What is the R-nought of COVID-19? There are a variety of estimates, but the current Canadian figure is somewhere between 2-3. That means that on average, every COVID-19 person infects 2-3 people.

So, I made a little Excel table. Let’s assume that R-nought is 2. This is what you get:

So, look at the first line. If we had 100% effective vaccine and R-nought was 2, we’d need 50% of the population to be immune for herd immunity. So, we’d have to vaccinate 50% of the population with our magic, 100%-effective vaccine (that’s the green area on the far right.

As the vaccine effectiveness drops, the number of people (0.5 = 50%) that need to be immune doesn’t change, because R-nought (2) isn’t changing.

What does change is the percentage of the population that needs to be vaccinated. For a 90% effective vaccine, you need 55.5% of the population vaccinated. For a 70% effective vaccine (which Fauci said he’d be happy with) you’d only have to get 71% of the population vaccinated to protect everybody.

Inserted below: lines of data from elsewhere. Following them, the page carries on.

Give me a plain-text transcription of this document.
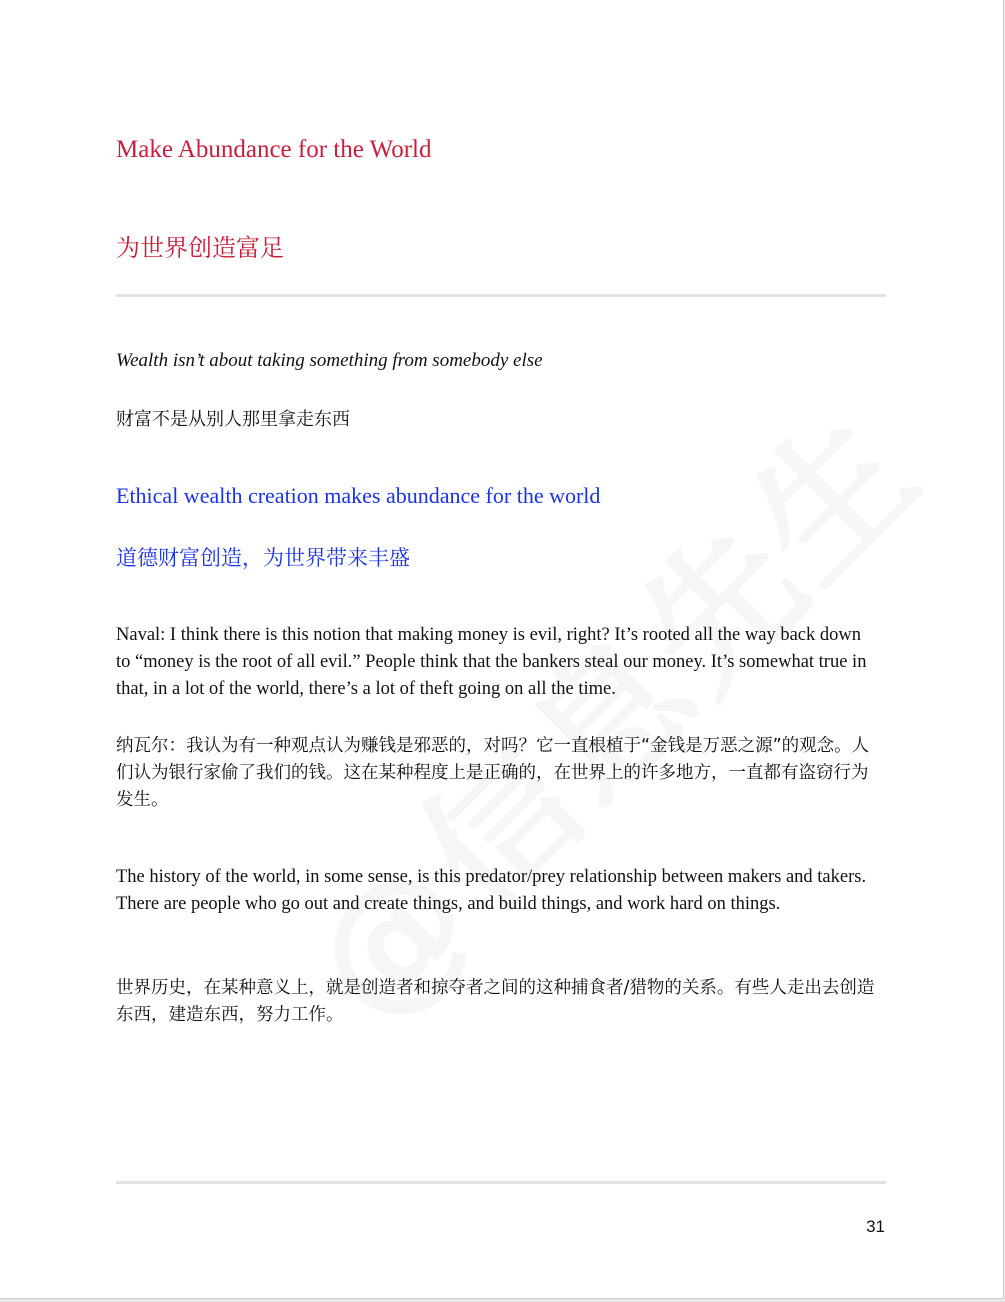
Make Abundance for the World
为世界创造富足

Wealth isn’t about taking something from somebody else

财富不是从别人那里拿走东西

Ethical wealth creation makes abundance for the world
道德财富创造，为世界带来丰盛

Naval: I think there is this notion that making money is evil, right? It’s rooted all the way back down to “money is the root of all evil.” People think that the bankers steal our money. It’s somewhat true in that, in a lot of the world, there’s a lot of theft going on all the time.

纳瓦尔：我认为有一种观点认为赚钱是邪恶的，对吗？它一直根植于“金钱是万恶之源”的观念。人们认为银行家偷了我们的钱。这在某种程度上是正确的，在世界上的许多地方，一直都有盗窃行为发生。

The history of the world, in some sense, is this predator/prey relationship between makers and takers. There are people who go out and create things, and build things, and work hard on things.

世界历史，在某种意义上，就是创造者和掠夺者之间的这种捕食者/猎物的关系。有些人走出去创造东西，建造东西，努力工作。

31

Anything in the red area is impossible–you’d need to vaccinate more than 100% of the population, which is obviously impossible. So, if the vaccine was (say) only 40% effective, it would be pointless in getting us to herd immunity. (Though it would still probably be worth doing for, say, health care workers, because it would still give them a 40% chance of protection, which isn’t nothing.)

R-nought = 2.5 or 3?

If R-nought is higher, then the numbers go up:

So here, Fauci’s 70% effective vaccine would require either 85.7% or 95% of the population to be vaccinated. And this is where we start to run into problems. There’s a very strong anti-science and anti-vaccine sentiment in some sectors of North America. It would be hard to get those levels of vaccination uptake. And, if we couldn’t do it, no herd immunity.

R-nought = 3.5 to 4?

If we go beyond the current R-nought estimates to 4, things are worse:

(Yes, I know I made the 1.02 green instead of red. Technically, this is over the 100% threshold, but it’s close enough I’d still roll the dice and try.)

Here, a 70% effective vaccine would not get us to herd immunity (but some individuals would still benefit). You’d need at least an 80% effective vaccine, roughly.


A vaccine would be wonderful, but it won’t suddenly solve all our problems. If we don’t all cooperate, nobody will get the benefits we could get. As Fauci put it:

It’s not going to be easy. Anyone [who] thinks it will be easy is not facing reality. It’s going to be very difficult.

On the other hand, I’ve heard some “health care professionals” who should know better claiming that a low-effectiveness vaccine would be useless. This is nonsense. A low or medium-effectiveness vaccine could give us herd immunity if the whole society cooperates. Anything 50% or better might well do it.

Sadly, as we’ve seen, there are parts of the world in which that is very unlikely. But that’s the fault of humans, not the vaccine.